1. Le chiffre 1 de la «Déclaration» (recherche de la vérité) et sa directive 1.1 imposent aux journalistes de prendre en compte les données disponibles et accessibles, de respecter l’intégrité des documents, de vérifier l’information et, le cas échéant, de rectifier l’information erronée.

Selon le Conseil de la presse, l’auteur de la phrase litigieuse a déployé suffisamment d’efforts pour rechercher la vérité. Il s’est appuyé sur des médias de référence, croisant différentes sources concordantes (anciennes et récentes, européennes et américaines) lui permettant d’affirmer que les talibans avaient, sinon l’appui, du moins l’approbation tacite des Etats-Unis au moment de la prise de Kaboul le 27 septembre 1996.

D’ailleurs, la fameuse déclaration de la future secrétaire d’Etat1 américaine Madeleine Albright, relayée à l’époque par différents médias après la prise de Kaboul – «C’est un pas positif» («a positive step») – est sans équivoque.

2. Cependant, il est vrai que le terme «appui» utilisé par le journaliste est imprécis, sujet à interprétation, et peut donc porter à confusion. La preuve en est que le téléspectateur auteur de la plainte l’a manifestement compris de bonne foi dans le sens «soutien militaire» ou «aide matérielle».

Le Conseil de la presse rappelle à ce propos qu’un manque de précision peut induire le public en erreur. (Cf. prise de position 21/2013: Une assurance maladie est critiquée par un magazine parce qu’elle aurait facturé des primes trop élevées à ses assurés. Le journal cite notamment un accroissement annuel du produit de celles-ci de 3,2 %, sans toutefois préciser que cette augmentation résulte moins de l’augmentation des primes individuelles que de l’accroissement du nombre d’assurés. Le journal induit ainsi en erreur le public.)

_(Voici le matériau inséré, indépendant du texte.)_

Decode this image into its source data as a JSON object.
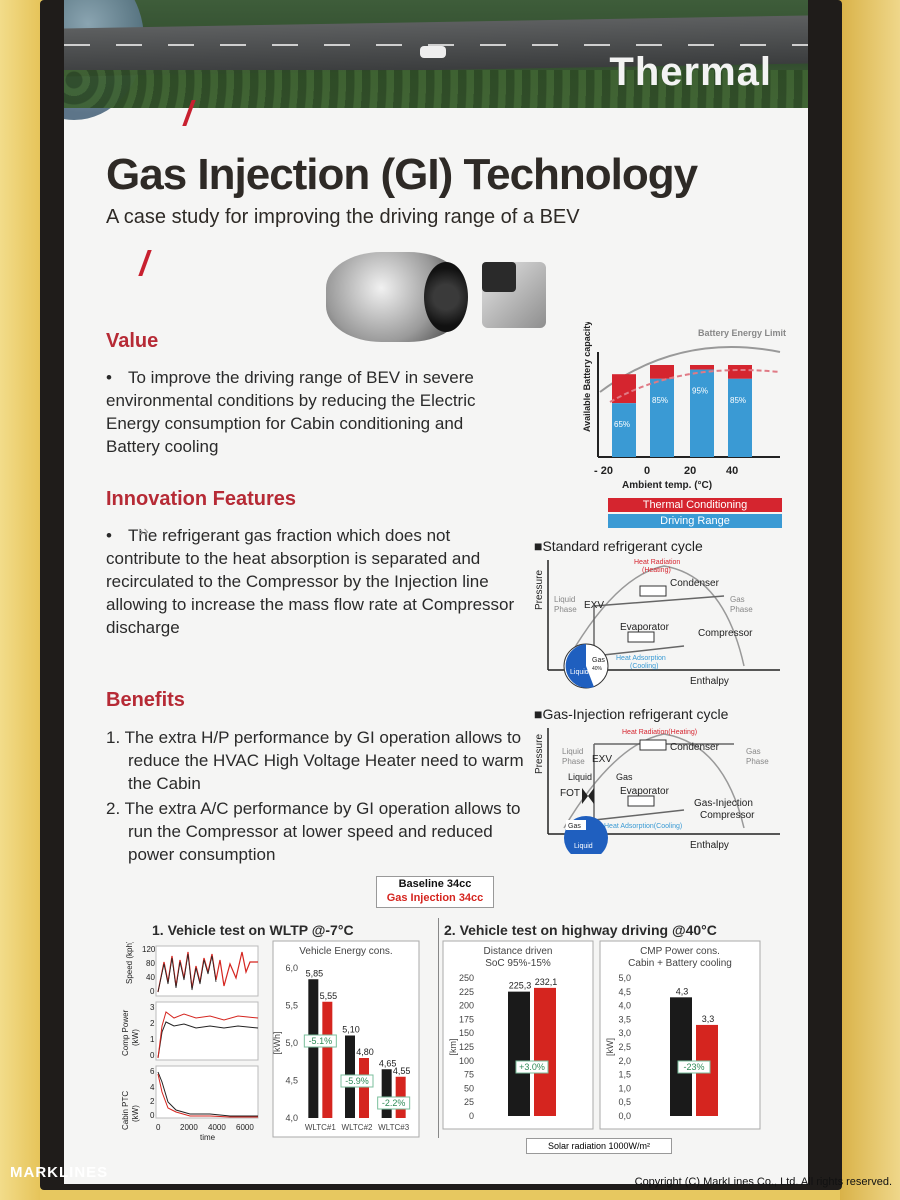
{
  "banner": {
    "label": "Thermal"
  },
  "header": {
    "title": "Gas Injection (GI) Technology",
    "subtitle": "A case study for improving the driving range of a BEV"
  },
  "value": {
    "heading": "Value",
    "text": "To improve the driving range of BEV in severe environmental conditions by reducing the Electric Energy consumption for Cabin conditioning and Battery cooling"
  },
  "innovation": {
    "heading": "Innovation Features",
    "text": "The refrigerant gas fraction which does not contribute to the heat absorption is separated and recirculated to the Compressor by the Injection line allowing to increase the mass flow rate at Compressor discharge"
  },
  "benefits": {
    "heading": "Benefits",
    "items": [
      "1.  The extra H/P performance by GI operation allows to reduce the HVAC High Voltage Heater need to warm the Cabin",
      "2.  The extra A/C performance by GI operation allows to run the Compressor at lower speed and reduced power consumption"
    ]
  },
  "legend_box": {
    "baseline": "Baseline 34cc",
    "gi": "Gas Injection 34cc",
    "baseline_color": "#1a1a1a",
    "gi_color": "#d5251f"
  },
  "range_chart": {
    "limit_label": "Battery Energy Limit",
    "ylabel": "Available Battery capacity",
    "xlabel": "Ambient temp. (°C)",
    "ticks": [
      "- 20",
      "0",
      "20",
      "40"
    ],
    "pct": [
      "65%",
      "85%",
      "95%",
      "85%"
    ],
    "legend_thermal": "Thermal Conditioning",
    "legend_range": "Driving Range",
    "thermal_color": "#d5252f",
    "range_color": "#3a9ad4"
  },
  "standard_cycle": {
    "title": "■Standard refrigerant cycle",
    "heat_radiation": "Heat Radiation",
    "heating": "(Heating)",
    "condenser": "Condenser",
    "liquid_phase": [
      "Liquid",
      "Phase"
    ],
    "gas_phase": [
      "Gas",
      "Phase"
    ],
    "exv": "EXV",
    "evaporator": "Evaporator",
    "compressor": "Compressor",
    "heat_adsorption": "Heat Adsorption",
    "cooling": "(Cooling)",
    "liquid": "Liquid",
    "gas": "Gas",
    "gas_pct": "40%",
    "pressure": "Pressure",
    "enthalpy": "Enthalpy"
  },
  "gi_cycle": {
    "title": "■Gas-Injection refrigerant cycle",
    "heat_radiation": "Heat Radiation(Heating)",
    "condenser": "Condenser",
    "liquid_phase": [
      "Liquid",
      "Phase"
    ],
    "gas_phase": [
      "Gas",
      "Phase"
    ],
    "exv": "EXV",
    "liquid_gas": [
      "Liquid",
      "Gas"
    ],
    "fot": "FOT",
    "evaporator": "Evaporator",
    "compressor": [
      "Gas-Injection",
      "Compressor"
    ],
    "heat_adsorption": "Heat Adsorption(Cooling)",
    "gas": "Gas",
    "liquid": "Liquid",
    "pressure": "Pressure",
    "enthalpy": "Enthalpy"
  },
  "tests": {
    "test1_title": "1.  Vehicle test on WLTP @-7°C",
    "test2_title": "2.  Vehicle test on highway driving @40°C",
    "speed_label": [
      "Speed (kph)"
    ],
    "comp_label": [
      "Comp Power",
      "(kW)"
    ],
    "ptc_label": [
      "Cabin PTC",
      "(kW)"
    ],
    "time_label": "time",
    "speed_ticks": [
      "120",
      "80",
      "40",
      "0"
    ],
    "comp_ticks": [
      "3",
      "2",
      "1",
      "0"
    ],
    "ptc_ticks": [
      "6",
      "4",
      "2",
      "0"
    ],
    "time_ticks": [
      "0",
      "2000",
      "4000",
      "6000"
    ],
    "solar": "Solar radiation 1000W/m²"
  },
  "chart_data": [
    {
      "type": "bar",
      "title": "Vehicle Energy cons.",
      "ylabel": "[kWh]",
      "categories": [
        "WLTC#1",
        "WLTC#2",
        "WLTC#3"
      ],
      "series": [
        {
          "name": "Baseline 34cc",
          "values": [
            5.85,
            5.1,
            4.65
          ]
        },
        {
          "name": "Gas Injection 34cc",
          "values": [
            5.55,
            4.8,
            4.55
          ]
        }
      ],
      "value_labels": [
        [
          "5,85",
          "5,10",
          "4,65"
        ],
        [
          "5,55",
          "4,80",
          "4,55"
        ]
      ],
      "annotations": [
        "-5.1%",
        "-5.9%",
        "-2.2%"
      ],
      "ylim": [
        4.0,
        6.0
      ],
      "yticks": [
        "6,0",
        "5,5",
        "5,0",
        "4,5",
        "4,0"
      ]
    },
    {
      "type": "bar",
      "title": "Distance driven",
      "subtitle": "SoC 95%-15%",
      "ylabel": "[km]",
      "categories": [
        ""
      ],
      "series": [
        {
          "name": "Baseline 34cc",
          "values": [
            225.3
          ]
        },
        {
          "name": "Gas Injection 34cc",
          "values": [
            232.1
          ]
        }
      ],
      "value_labels": [
        "225,3",
        "232,1"
      ],
      "annotations": [
        "+3.0%"
      ],
      "ylim": [
        0,
        250
      ],
      "yticks": [
        "250",
        "225",
        "200",
        "175",
        "150",
        "125",
        "100",
        "75",
        "50",
        "25",
        "0"
      ]
    },
    {
      "type": "bar",
      "title": "CMP Power cons.",
      "subtitle": "Cabin + Battery cooling",
      "ylabel": "[kW]",
      "categories": [
        ""
      ],
      "series": [
        {
          "name": "Baseline 34cc",
          "values": [
            4.3
          ]
        },
        {
          "name": "Gas Injection 34cc",
          "values": [
            3.3
          ]
        }
      ],
      "value_labels": [
        "4,3",
        "3,3"
      ],
      "annotations": [
        "-23%"
      ],
      "ylim": [
        0,
        5
      ],
      "yticks": [
        "5,0",
        "4,5",
        "4,0",
        "3,5",
        "3,0",
        "2,5",
        "2,0",
        "1,5",
        "1,0",
        "0,5",
        "0,0"
      ]
    },
    {
      "type": "bar",
      "title": "",
      "xlabel": "Ambient temp. (°C)",
      "ylabel": "Available Battery capacity",
      "categories": [
        "- 20",
        "0",
        "20",
        "40"
      ],
      "series": [
        {
          "name": "Driving Range",
          "values": [
            65,
            85,
            95,
            85
          ]
        }
      ],
      "value_labels": [
        "65%",
        "85%",
        "95%",
        "85%"
      ],
      "annotations": [
        "Battery Energy Limit"
      ]
    }
  ],
  "footer": {
    "brand": "MARKLINES",
    "copyright": "Copyright (C) MarkLines Co., Ltd. All rights reserved."
  }
}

Le Conseil estime qu’en utilisant le terme «appui», le journaliste n’a pas contrevenu au chiffre 1 de la «Déclaration». Cependant, une formule comme «avec le soutien moral» ou «avec l’approbation tacite» aurait permis de lever toute ambiguïté, sans rallonger le sujet.

Dans le même esprit, le Conseil de la presse rappelle qu’un raccourci peut être contraire à la vérité. Comme le relève la RTS, les émissions d’actualité télévisuelle exigent une grande concision «dont la synthèse, parfois à l’extrême, fait partie». Le Conseil reconnaît qu’il n’est pas aisé de résumer vingt-cinq ans d’histoire en deux minutes (début du sujet 2’07’24, fin du sujet 2’09’29) et que cette contrainte de temps n’est propice ni à la précision, ni à la nuance. Cependant, tout comme dans un titre de presse écrite où les exigences typographiques et de longueur peuvent amener à des raccourcis, la concision n’excuse pas une information erronée. En l’occurrence, le Conseil considère comme déjà mentionné plus haut que le complément circonstanciel de manière «avec l’appui des Etats-Unis» n’est pas une information erronée, mais tout au plus imprécise.

III. Conclusions

1. La plainte est rejetée.

2. En diffusant la phrase «Vingt-cinq ans déjà, lorsque les talibans première génération s’emparent de Kaboul avec l’appui des Etats-Unis» la RTS n’a pas violé le chiffre 1 de la «Déclaration des devoirs et des droits du/de la journaliste».

1 Madeleine Albright a été nommée secrétaire d’Etat par le président Bill Clinton le 5 décembre 1996 et fut investie comme la 64e secrétaire d’Etat le 23 janvier 1997 (note du CSP).